O corpo nos engana: as células se renovam a cada poucos anos, a pele se troca como um pergaminho reescrito, o sangue circula novo. Se a matéria não é mais a mesma, por que continuamos a dizer: “eu sou eu”?
É aqui que me recordo do Navio de Teseu. Peça por peça, aquele barco mítico foi sendo restaurado até que nada restava de sua madeira original. E, ainda assim, seguia sendo chamado de “o navio de Teseu”. Mas se alguém, guardando as velhas tábuas, construísse outro barco com elas, qual dos dois seria o verdadeiro?
Esse paradoxo atravessa a filosofia, mas também atravessa a vida. Porque nós, seres humanos, somos navios em constante reparo. Trocam-se as peças: mudam os hábitos, transformam-se os sonhos, apagam-se algumas memórias, surgem novas feridas e novos brilhos. E, no entanto, permanecemos nós.
Jesus Cristo compreendeu esse mistério melhor que qualquer filósofo. Ao falar com Nicodemos, disse:
“Em verdade te digo: quem não nascer de novo, não pode ver o Reino de Deus” (João 3:3).
Nascer de novo não é voltar ao ventre, mas aceitar que somos capazes de nos reconstruir, de sermos refeitos no espírito, ainda que a carne permaneça em constante transformação.
O paradoxo do navio encontra eco nessa verdade: não é a madeira que faz o barco, mas o sopro que o move. Não é a matéria que define o homem, mas a chama interior que o anima.
Jesus também disse:
“Eis que faço novas todas as coisas” (Apocalipse 21:5).
É Ele quem revela que mudança não significa perder-se, mas tornar-se. Cada transformação que vivemos é convite para renascer em algo maior, mais inteiro, mais próximo do amor que nos sustenta.
Podemos, então, olhar para trás e ver as versões que já fomos — o menino, o jovem, o adulto, o ancião. São navios diferentes ou o mesmo navio em viagem? Talvez ambos. Somos a memória guardada e a travessia em curso.
A identidade humana não está nas tábuas que caem ou nas que se erguem em seu lugar.

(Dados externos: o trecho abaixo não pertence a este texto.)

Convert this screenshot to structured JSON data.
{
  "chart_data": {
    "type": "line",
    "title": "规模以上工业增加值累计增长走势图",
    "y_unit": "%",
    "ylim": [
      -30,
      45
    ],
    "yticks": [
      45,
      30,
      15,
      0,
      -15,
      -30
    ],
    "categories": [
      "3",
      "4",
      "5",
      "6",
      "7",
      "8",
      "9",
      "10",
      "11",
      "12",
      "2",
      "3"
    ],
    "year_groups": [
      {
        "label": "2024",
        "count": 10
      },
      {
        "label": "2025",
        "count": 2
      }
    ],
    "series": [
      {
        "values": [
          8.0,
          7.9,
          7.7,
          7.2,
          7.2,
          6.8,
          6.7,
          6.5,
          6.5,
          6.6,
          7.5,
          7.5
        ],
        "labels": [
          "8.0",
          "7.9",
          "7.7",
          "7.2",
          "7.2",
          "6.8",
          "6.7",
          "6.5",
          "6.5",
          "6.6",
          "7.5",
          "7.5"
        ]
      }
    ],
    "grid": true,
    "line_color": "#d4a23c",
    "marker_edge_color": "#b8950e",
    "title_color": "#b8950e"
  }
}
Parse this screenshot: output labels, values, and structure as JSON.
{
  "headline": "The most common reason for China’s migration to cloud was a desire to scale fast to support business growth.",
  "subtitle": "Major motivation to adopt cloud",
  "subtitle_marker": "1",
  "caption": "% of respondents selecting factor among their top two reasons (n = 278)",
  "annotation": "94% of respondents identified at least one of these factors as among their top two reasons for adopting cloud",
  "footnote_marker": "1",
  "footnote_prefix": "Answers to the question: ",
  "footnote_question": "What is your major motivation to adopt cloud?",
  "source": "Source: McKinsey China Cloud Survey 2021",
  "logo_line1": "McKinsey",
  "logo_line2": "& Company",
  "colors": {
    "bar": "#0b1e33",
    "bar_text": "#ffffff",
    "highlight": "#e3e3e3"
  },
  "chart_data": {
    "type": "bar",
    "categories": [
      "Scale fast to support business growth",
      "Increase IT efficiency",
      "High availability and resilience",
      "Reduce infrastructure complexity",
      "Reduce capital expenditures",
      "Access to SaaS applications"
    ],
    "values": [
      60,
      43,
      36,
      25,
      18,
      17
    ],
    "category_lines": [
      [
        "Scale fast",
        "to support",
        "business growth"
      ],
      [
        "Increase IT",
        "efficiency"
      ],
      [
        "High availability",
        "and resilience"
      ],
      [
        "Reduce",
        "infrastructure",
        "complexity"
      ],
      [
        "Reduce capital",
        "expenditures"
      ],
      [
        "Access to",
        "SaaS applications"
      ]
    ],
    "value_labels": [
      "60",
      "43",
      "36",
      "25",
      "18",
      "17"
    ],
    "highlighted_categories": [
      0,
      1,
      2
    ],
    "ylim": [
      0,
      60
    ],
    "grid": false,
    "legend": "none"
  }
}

Está naquilo que permanece invisível: no sopro do espírito, na continuidade do propósito, na fidelidade ao chamado interior.
Assim como Cristo não negou a transformação — curando, perdoando, levantando caídos — também nós somos convidados a acolher nossas próprias mudanças. Ele mesmo disse:
“Ninguém deita vinho novo em odres velhos” (Marcos 2:22).
A mudança é inevitável; resistir a ela é impedir que o vinho novo da vida seja derramado em nós.
Então, talvez não devamos perguntar “quem sou eu?” como se houvesse apenas uma resposta fixa, imóvel no tempo. A questão verdadeira é:
“Quem estou me tornando?”
Entre a permanência e a transformação, navegamos como o navio de Teseu, refeitos a cada dia, mas conduzidos pela mesma essência. E, se a cada ciclo, abrirmos espaço para nascer de novo no amor de Deus, talvez possamos dizer, com toda a certeza:
Sim, sou o mesmo — mas não o mesmo de ontem; sou aquele que se deixa transformar pelo sopro eterno que nunca muda.